All perfectly plausible and defensible translations, requiring eight, five, and seven English words to nail down what Confucius meant by the two characters 耳顺.

Google Translate, if you’re curious, translates the line as:

Sixty-one ear.

To Google’s credit, this matches the original’s pithiness, but falls somewhat short it terms of sophistication…

What of James Legge, the great Victorian-era Sinologist and Oxford University’s first-ever Professor of Chinese? Legge took on the task of translating all China’s major religious and philosophical canonical texts. When it came to the 60-year line in Analects 2.4, Legge reckoned an adequate rendition required no fewer than eleven English words:

At sixty, my ear was an obedient organ for the reception of truth.

We can only speculate what an Aberdonian who learned Chinese as a missionary, and had to explain to his Chinese colleagues the justification for the Opium Wars (which he ardently opposed), may have had in mind when choosing these words.

Which in turn prove the more profound point that we hear what we want to hear – which happens to relate to my personal favourite interpretation of Confucius in relation to climate activism.

But before we get to that, I should probably offer my own favoured translation of 六十而耳顺:

‘at sixty, my ear was attuned’.

Attuning Ears

I like this translation because it cleaves close enough to the classical Chinese characters’ core meanings, while still preserving enough ambiguity to intrigue and provoke. 

Attuned to what?

To be clear, readers of The Analects 2,500 years ago in Shandong Province, would probably have been perfectly clear that Confucius meant ‘attuned to the moral code in the rest of The Analects’.  This was so obvious it didn’t need stating.

But The Analects are no longer a practical political handbook to restoring a stable political hierarchy during a period when China had descended into warlordism. Fortunately.

The Lunyu has become a kind of moral code/philosophy, with millennia of different refractions to suit virtually anyone’s personal taste. 

Within a couple of centuries, Mencius’ ‘legalistic’ interpretation of Confucianism was vying with Xunzi’s ‘moralistic’ take.

These were just the opening volleys of a still-active battle to claim the true meaning of Confucianism. Mencius vs Xunzi were the first of innumerable ‘schools’ of neo-Confucianism, covering a ludicrously broad spectrum from touchy-feely Daoist versions to hard-core justifications for modern autocracy.

Today, China calls its network of Chinese language and culture schools embedded in foreign universities 孔子学院, or ‘Confucius Institutes’, which perfectly reflect this long-standing game of using Confucius as a political football.

To China, Confucius Institutes are:

non-profit educational institutions jointly established by Chinese and overseas partner institutions based on principles of mutual respect, friendly consultation, equality and mutual benefit.

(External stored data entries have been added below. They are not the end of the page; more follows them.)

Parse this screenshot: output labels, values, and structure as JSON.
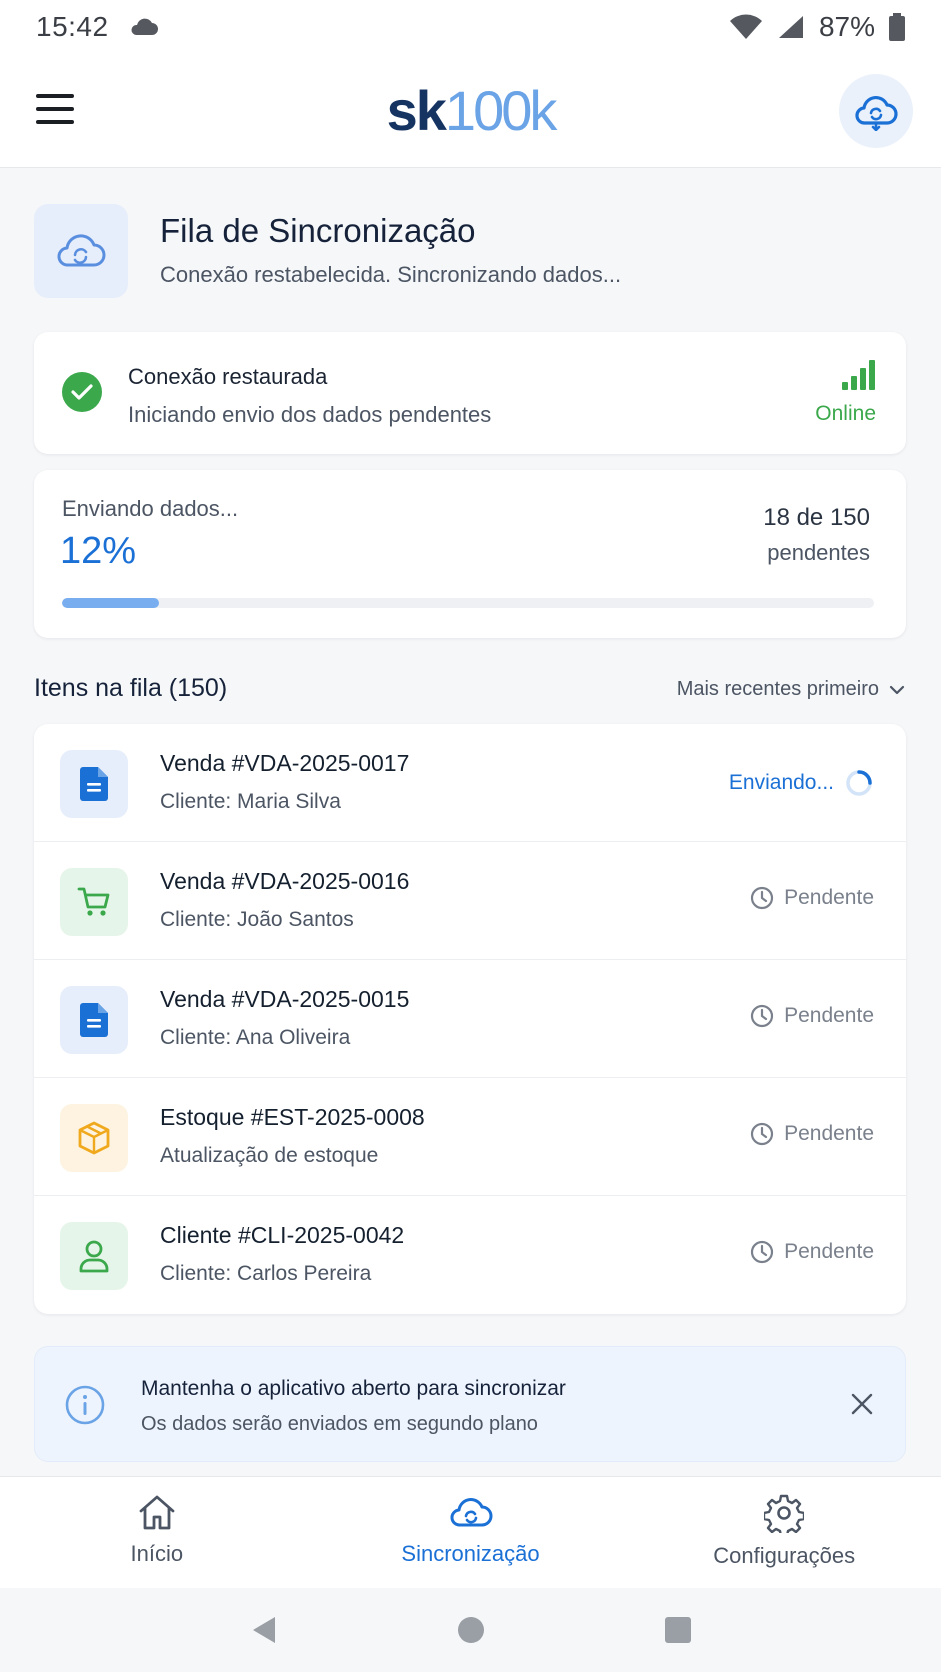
{
  "status_bar": {
    "time": "15:42",
    "battery": "87%"
  },
  "app_bar": {
    "logo_sk": "sk",
    "logo_num": "100k"
  },
  "hero": {
    "title": "Fila de Sincronização",
    "subtitle": "Conexão restabelecida. Sincronizando dados..."
  },
  "connection": {
    "title": "Conexão restaurada",
    "subtitle": "Iniciando envio dos dados pendentes",
    "status": "Online"
  },
  "progress": {
    "label": "Enviando dados...",
    "percent_text": "12%",
    "percent": 12,
    "count": "18 de 150",
    "pending_label": "pendentes"
  },
  "queue": {
    "heading": "Itens na fila (150)",
    "sort_label": "Mais recentes primeiro",
    "items": [
      {
        "title": "Venda #VDA-2025-0017",
        "subtitle": "Cliente: Maria Silva",
        "status": "Enviando...",
        "icon": "document-icon"
      },
      {
        "title": "Venda #VDA-2025-0016",
        "subtitle": "Cliente: João Santos",
        "status": "Pendente",
        "icon": "cart-icon"
      },
      {
        "title": "Venda #VDA-2025-0015",
        "subtitle": "Cliente: Ana Oliveira",
        "status": "Pendente",
        "icon": "document-icon"
      },
      {
        "title": "Estoque #EST-2025-0008",
        "subtitle": "Atualização de estoque",
        "status": "Pendente",
        "icon": "box-icon"
      },
      {
        "title": "Cliente #CLI-2025-0042",
        "subtitle": "Cliente: Carlos Pereira",
        "status": "Pendente",
        "icon": "user-icon"
      }
    ]
  },
  "info_banner": {
    "title": "Mantenha o aplicativo aberto para sincronizar",
    "subtitle": "Os dados serão enviados em segundo plano"
  },
  "bottom_nav": {
    "items": [
      {
        "label": "Início",
        "icon": "home-icon"
      },
      {
        "label": "Sincronização",
        "icon": "cloud-sync-icon"
      },
      {
        "label": "Configurações",
        "icon": "gear-icon"
      }
    ]
  },
  "colors": {
    "accent": "#1b70d6",
    "success": "#3aa84b",
    "brand_dark": "#163462",
    "brand_light": "#6aa3e6",
    "pending": "#7a818c"
  }
}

To wary foreign academics, they’re:

a way for Beijing to spread propaganda under the guise of teaching, interfere with free speech on campuses and even to spy on students.

What’s Right

So what have my 40-year-association with this 2,500-year-old inscrutable font of ancient Chinese wisdom, combined with what I’ve observed in my own 60 years on our rapidly-changing planet, taught me?

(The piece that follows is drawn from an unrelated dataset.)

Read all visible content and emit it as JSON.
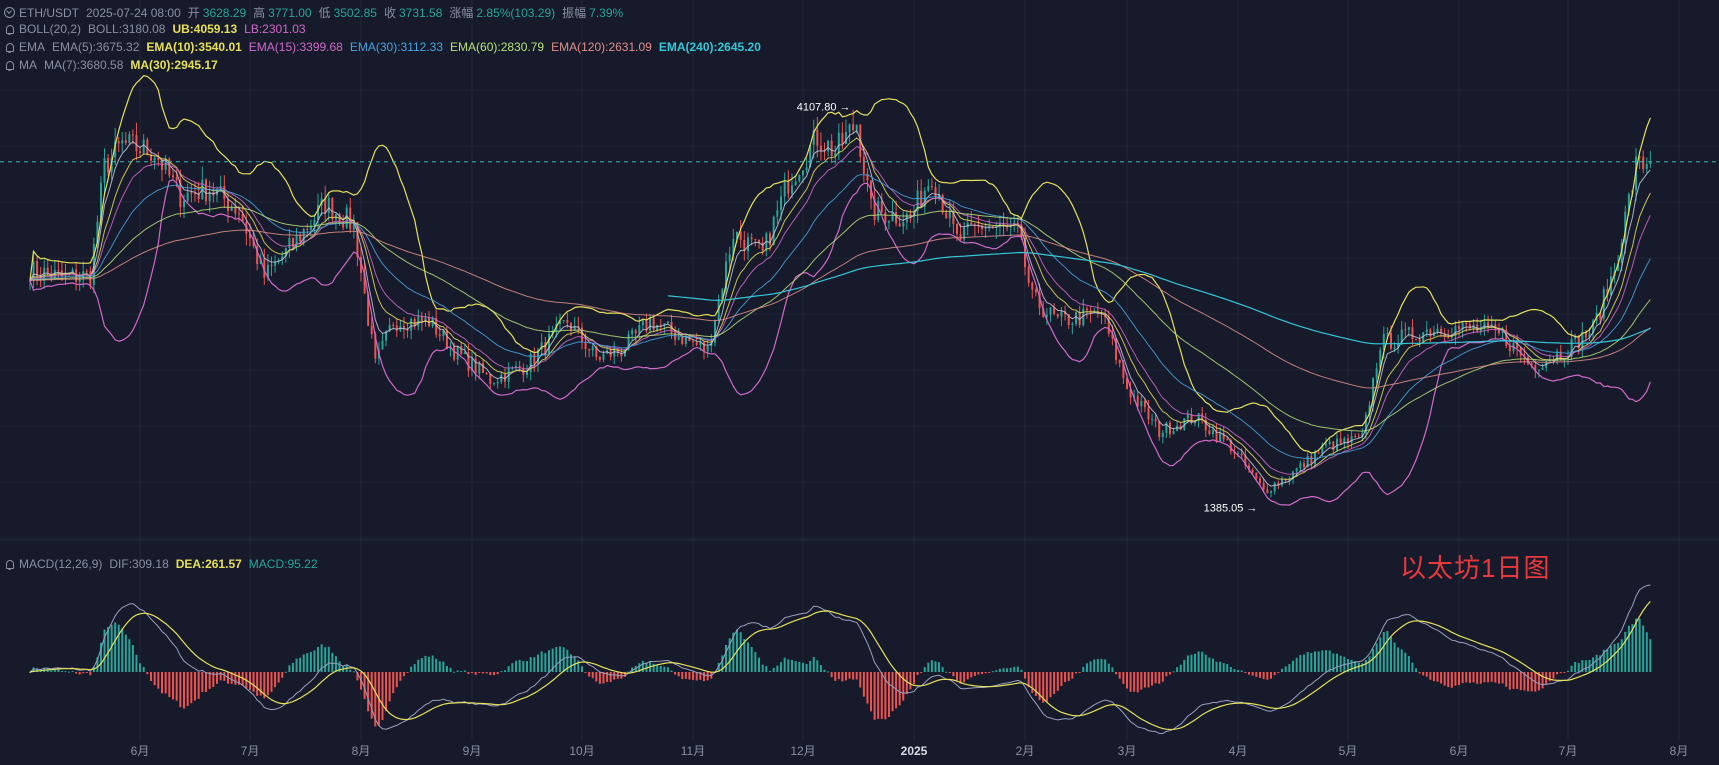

Like Confucius’ contemporary Sunzi’s ‘Art of War’ or Macchiavelli’s ‘The Prince’ two millennia later, time has eroded Confucius’ original historical context, but added rich layers of subsequent re-interpretation. 

Each passing century liberates us to adapt The Analects to our own time, place, and preoccupations.

Which is why, as I turn 60, I not only favour the ‘ear is attuned’ translation, but would like to believe that my ear is, indeed attuned.

This translation leaves space for us to fill in the gaps ourselves, two and half millennia after a ‘transmitter who invented nothing’ (as Confucius describes himself in The Analects) composed these 38 characters, on the other side of the planet.

But it also invites us to articulate how we fill in the gaps.

So here’s my own ear-based wisdom, for what it’s worth, based on my own life journey to date, prejudices and preoccupations, for what they’re worth.

The day I was born there were 320 parts-per-million of greenhouse gases in Earth’s atmosphere.  Today, as I turn 60, there are 427.  What has this taught me?

‘Most people don’t listen most of the time, 

but we’re all heroes of our own stories. 

To move people from inaction, 

first open their ears’.

Next task, translate this into classical Chinese before I turn 70, and risk overstepping the boundaries of what was right.

We could all do with not overstepping boundaries of what’s right.